No, in example 31, [MATH]2\cdot3\cdot4\cdots(n+1)[/MATH] is always equal to [MATH](n+1)![/MATH]. It is not different when [MATH]n<4[/MATH]. In the latter case, it is not to be taken literally as having to start with [MATH]2\cdot3\cdot4[/MATH].

You can think of this as something like an idiom in English, which is something we say that is not to be taken literally. We say that "everyone knows" what we mean; if you are not familiar with an idiom, you have to learn it, rather than fight against it. (My son used to complain when he was called "sweetie pie", "I am not a pie!". He was literally right, but this was cute, funny, and childish, and if he seriously thought that was what was meant, we would worry.)

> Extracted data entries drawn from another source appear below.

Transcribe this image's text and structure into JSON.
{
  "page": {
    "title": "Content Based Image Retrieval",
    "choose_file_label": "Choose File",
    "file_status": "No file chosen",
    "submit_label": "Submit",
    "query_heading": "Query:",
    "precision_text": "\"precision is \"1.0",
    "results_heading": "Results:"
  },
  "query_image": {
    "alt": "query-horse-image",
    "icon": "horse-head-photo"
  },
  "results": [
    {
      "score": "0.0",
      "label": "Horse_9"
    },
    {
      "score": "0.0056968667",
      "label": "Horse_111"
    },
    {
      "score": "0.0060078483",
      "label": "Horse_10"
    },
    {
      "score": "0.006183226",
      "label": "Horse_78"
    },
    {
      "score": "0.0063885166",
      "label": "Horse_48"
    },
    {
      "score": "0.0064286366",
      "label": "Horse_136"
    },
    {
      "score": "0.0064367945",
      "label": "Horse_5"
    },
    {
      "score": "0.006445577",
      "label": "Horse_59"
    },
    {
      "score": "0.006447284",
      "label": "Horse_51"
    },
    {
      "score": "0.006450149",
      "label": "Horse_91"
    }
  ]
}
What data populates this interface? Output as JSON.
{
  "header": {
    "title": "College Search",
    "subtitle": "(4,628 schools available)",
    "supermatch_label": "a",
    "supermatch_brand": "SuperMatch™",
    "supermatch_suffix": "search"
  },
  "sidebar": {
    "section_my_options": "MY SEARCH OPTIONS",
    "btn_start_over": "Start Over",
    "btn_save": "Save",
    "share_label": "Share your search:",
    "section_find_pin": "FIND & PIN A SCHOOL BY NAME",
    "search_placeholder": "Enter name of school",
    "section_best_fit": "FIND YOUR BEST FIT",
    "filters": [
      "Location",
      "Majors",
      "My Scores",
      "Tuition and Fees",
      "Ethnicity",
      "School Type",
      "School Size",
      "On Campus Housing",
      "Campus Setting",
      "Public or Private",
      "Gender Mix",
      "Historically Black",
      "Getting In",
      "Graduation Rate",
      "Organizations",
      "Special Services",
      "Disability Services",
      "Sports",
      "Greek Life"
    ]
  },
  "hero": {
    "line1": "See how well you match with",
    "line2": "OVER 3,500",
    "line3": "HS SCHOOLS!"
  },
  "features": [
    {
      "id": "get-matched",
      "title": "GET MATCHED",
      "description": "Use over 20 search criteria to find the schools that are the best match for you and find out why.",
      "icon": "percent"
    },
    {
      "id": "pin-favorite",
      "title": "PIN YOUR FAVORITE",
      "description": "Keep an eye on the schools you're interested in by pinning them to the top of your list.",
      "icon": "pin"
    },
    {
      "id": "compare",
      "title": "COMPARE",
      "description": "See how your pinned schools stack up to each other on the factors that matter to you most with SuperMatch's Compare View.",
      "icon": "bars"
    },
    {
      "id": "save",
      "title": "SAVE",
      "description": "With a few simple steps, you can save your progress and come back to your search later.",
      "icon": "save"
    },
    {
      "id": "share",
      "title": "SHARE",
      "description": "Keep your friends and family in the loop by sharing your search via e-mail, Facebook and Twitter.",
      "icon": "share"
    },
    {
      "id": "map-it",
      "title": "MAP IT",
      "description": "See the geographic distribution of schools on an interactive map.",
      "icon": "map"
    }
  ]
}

So when we read [MATH]2\cdot3\cdot4\cdots(n+1)[/MATH], we read that as, "Starting with 2 and increasing by 1 each time, write numbers ending with (n+1), and multiply these together. The 3 and 4 are taken as an illustration of the pattern, not as a necessary part of what the expression represents. We identify the pattern, and then we back off and apply it even to cases that don't literally match what is written.

 

[Bliman]

No, in example 31, [MATH]2\cdot3\cdot4\cdots(n+1)[/MATH] is always equal to [MATH](n+1)![/MATH]. It is not different when [MATH]n<4[/MATH]. In the latter case, it is not to be taken literally as having to start with [MATH]2\cdot3\cdot4[/MATH].

You can think of this as something like an idiom in English, which is something we say that is not to be taken literally. We say that "everyone knows" what we mean; if you are not familiar with an idiom, you have to learn it, rather than fight against it. (My son used to complain when he was called "sweetie pie", "I am not a pie!". He was literally right, but this was cute, funny, and childish, and if he seriously thought that was what was meant, we would worry.)

So when we read [MATH]2\cdot3\cdot4\cdots(n+1)[/MATH], we read that as, "Starting with 2 and increasing by 1 each time, write numbers ending with (n+1), and multiply these together. The 3 and 4 are taken as an illustration of the pattern, not as a necessary part of what the expression represents. We identify the pattern, and then we back off and apply it even to cases that don't literally match what is written.

Thank you very much for sticking with me.
I think (I hope) I got it. So in the 31 example the (2)(3)(4) are basically examples to show how the formula works but you don't take these numbers as part of the problem and (n+1) is the formula which you work with. And in the 39 example you get a formula first and a formula at the end and you work with both.
Great teaching by the way and thank you for the patience.

 

[Dr.Peterson]

Thanks. I think you've got it.

I found this that I wrote a decade ago about the similar issue of ellipsis in a number. As I mention there, it should only be used in simple cases where there's no doubt about the pattern. If you need to be clearer, you would use pi (product) notation, which works much like sigma notation for summations, letting you be explicit about each factor.

 

[Bliman]

Thanks. I think you've got it.

I found this that I wrote a decade ago about the similar issue of ellipsis in a number. As I mention there, it should only be used in simple cases where there's no doubt about the pattern. If you need to be clearer, you would use pi (product) notation, which works much like sigma notation for summations, letting you be explicit about each factor.

Thank you very much for helping me. I shall read the links too. Thanks for being there for people like me.
And that goes for all the people that are helping here.